Simrik Air Pvt. Ltd. is a helicopter airline based at Tribhuvan International Airport in Kathmandu, Nepal. It operates chartered helicopter services. The company was established in 2001. It was a partner of Simrik Airlines, which operates scheduled fixed-wing services, until latter airline was rebranded as Guna Airlines in 2021. Simrik Air also partners with Swiss helicopter operator Air Zermatt, which helps with pilot training.

Simrik Air, has added a new Bell 505 Jet Ranger X helicopter to its fleet.
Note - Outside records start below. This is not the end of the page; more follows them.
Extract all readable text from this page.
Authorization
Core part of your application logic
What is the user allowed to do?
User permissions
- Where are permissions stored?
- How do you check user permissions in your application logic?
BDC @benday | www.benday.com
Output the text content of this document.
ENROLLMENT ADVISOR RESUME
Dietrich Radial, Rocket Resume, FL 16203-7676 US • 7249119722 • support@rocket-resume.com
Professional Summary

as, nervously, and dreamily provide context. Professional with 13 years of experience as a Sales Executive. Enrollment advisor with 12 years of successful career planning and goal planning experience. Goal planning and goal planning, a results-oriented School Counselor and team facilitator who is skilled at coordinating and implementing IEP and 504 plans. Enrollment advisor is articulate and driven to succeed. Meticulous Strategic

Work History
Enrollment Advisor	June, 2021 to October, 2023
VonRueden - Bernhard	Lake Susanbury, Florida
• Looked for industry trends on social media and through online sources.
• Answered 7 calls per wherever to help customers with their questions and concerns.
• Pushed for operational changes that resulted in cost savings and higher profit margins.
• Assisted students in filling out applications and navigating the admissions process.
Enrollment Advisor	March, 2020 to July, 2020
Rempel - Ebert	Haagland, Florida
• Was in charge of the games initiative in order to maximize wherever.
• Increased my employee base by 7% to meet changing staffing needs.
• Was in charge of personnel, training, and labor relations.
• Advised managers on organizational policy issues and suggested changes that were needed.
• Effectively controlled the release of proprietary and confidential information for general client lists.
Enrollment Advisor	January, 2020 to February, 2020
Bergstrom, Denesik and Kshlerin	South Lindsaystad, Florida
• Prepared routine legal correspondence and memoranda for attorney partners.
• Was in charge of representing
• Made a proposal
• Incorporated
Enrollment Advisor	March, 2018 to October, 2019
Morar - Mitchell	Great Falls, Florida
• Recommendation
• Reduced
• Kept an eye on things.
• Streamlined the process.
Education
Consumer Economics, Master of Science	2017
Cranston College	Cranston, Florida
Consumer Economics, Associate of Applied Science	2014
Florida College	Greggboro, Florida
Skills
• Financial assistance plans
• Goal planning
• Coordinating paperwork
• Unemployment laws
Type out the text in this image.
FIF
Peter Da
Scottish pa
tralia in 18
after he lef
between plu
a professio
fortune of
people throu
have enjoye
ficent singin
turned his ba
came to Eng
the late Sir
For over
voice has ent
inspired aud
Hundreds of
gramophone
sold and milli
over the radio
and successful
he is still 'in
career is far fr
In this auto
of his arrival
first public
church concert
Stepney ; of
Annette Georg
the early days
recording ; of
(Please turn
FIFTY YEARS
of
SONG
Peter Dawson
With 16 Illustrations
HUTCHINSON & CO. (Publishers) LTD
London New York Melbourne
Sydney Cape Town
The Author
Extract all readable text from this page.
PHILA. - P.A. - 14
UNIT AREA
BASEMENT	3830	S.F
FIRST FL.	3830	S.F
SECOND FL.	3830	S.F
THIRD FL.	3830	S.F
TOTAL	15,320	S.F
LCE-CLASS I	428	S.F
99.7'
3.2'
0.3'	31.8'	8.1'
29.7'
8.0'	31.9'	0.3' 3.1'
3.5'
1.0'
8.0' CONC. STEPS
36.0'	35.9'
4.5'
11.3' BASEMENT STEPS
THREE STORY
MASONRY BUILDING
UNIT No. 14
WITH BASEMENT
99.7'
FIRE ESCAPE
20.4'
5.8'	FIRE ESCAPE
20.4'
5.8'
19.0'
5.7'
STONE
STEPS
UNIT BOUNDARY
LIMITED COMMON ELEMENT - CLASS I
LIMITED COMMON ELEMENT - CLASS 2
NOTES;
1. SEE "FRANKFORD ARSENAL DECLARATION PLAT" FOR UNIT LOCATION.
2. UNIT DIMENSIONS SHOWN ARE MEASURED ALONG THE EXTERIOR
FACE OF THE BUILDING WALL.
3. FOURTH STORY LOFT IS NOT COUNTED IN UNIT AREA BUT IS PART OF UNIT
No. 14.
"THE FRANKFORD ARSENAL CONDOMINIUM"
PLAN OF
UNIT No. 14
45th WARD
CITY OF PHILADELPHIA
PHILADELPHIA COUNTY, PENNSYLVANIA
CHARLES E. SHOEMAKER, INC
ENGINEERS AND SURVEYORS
The helicopter, which has serial number 65430, was signed for in Singapore on March 20, 2023. It is the latest and most successful model of the Bell Jet Ranger helicopter, and is equipped with advanced avionics and safety features. It is banned from flying into EU airspace.

==Fleet==
===Current fleet===
The Simrik Air fleet consists of the following aircraft (as of March 2023):

Simrik Air fleet
| Aircraft | In Fleet | Orders | Passengers |  |  | Notes |
| C | Y | Total |
| Eurocopter AS350 B3e | 4 | 0 | 0 | 5 | 5 |  |
| Bell 407 GXP | 1 | 0 | 0 | 5 | 5 |  |
| Bell 505 Jet Ranger X | 1 | 1 | 0 | 4 | 4 |  |
| Total | 6 | 2 |  |  |  |  |

== Accidents and incidents ==
- 28 May 2003 - A Simrik Air Mil Mi-8MTV-1 crashed while approaching Everest Base Camp. Two passengers were killed and nine injured.
- 23 November 2006 - A Simrik Air Mil Mi-8MTV-1 crashed during an emergency landing in Jumla District.
- 22 June 2015 - A Simrik Air Eurocopter AS 350 caught fire after a bird strike in Gorkha District and had to make an emergency landing. All five persons on board were reported to be safe.
- 30 June 2018 - A Simrik Air Eurocopter AS 350 crashed during a landing at Grande International Hospital in Kathmandu. No passenger was harmed, however the video of which went viral.
- 5 May 2023 - A Simrik Air 9N-AJZ helicopter with four passengers onboard in the command of Captain Surendra Paudel was crashed in Bhotkhola Rural Municipality -4, sankhuwasabha. There were four passengers and one pilot onboard. One passenger was reported dead, while four other were injured.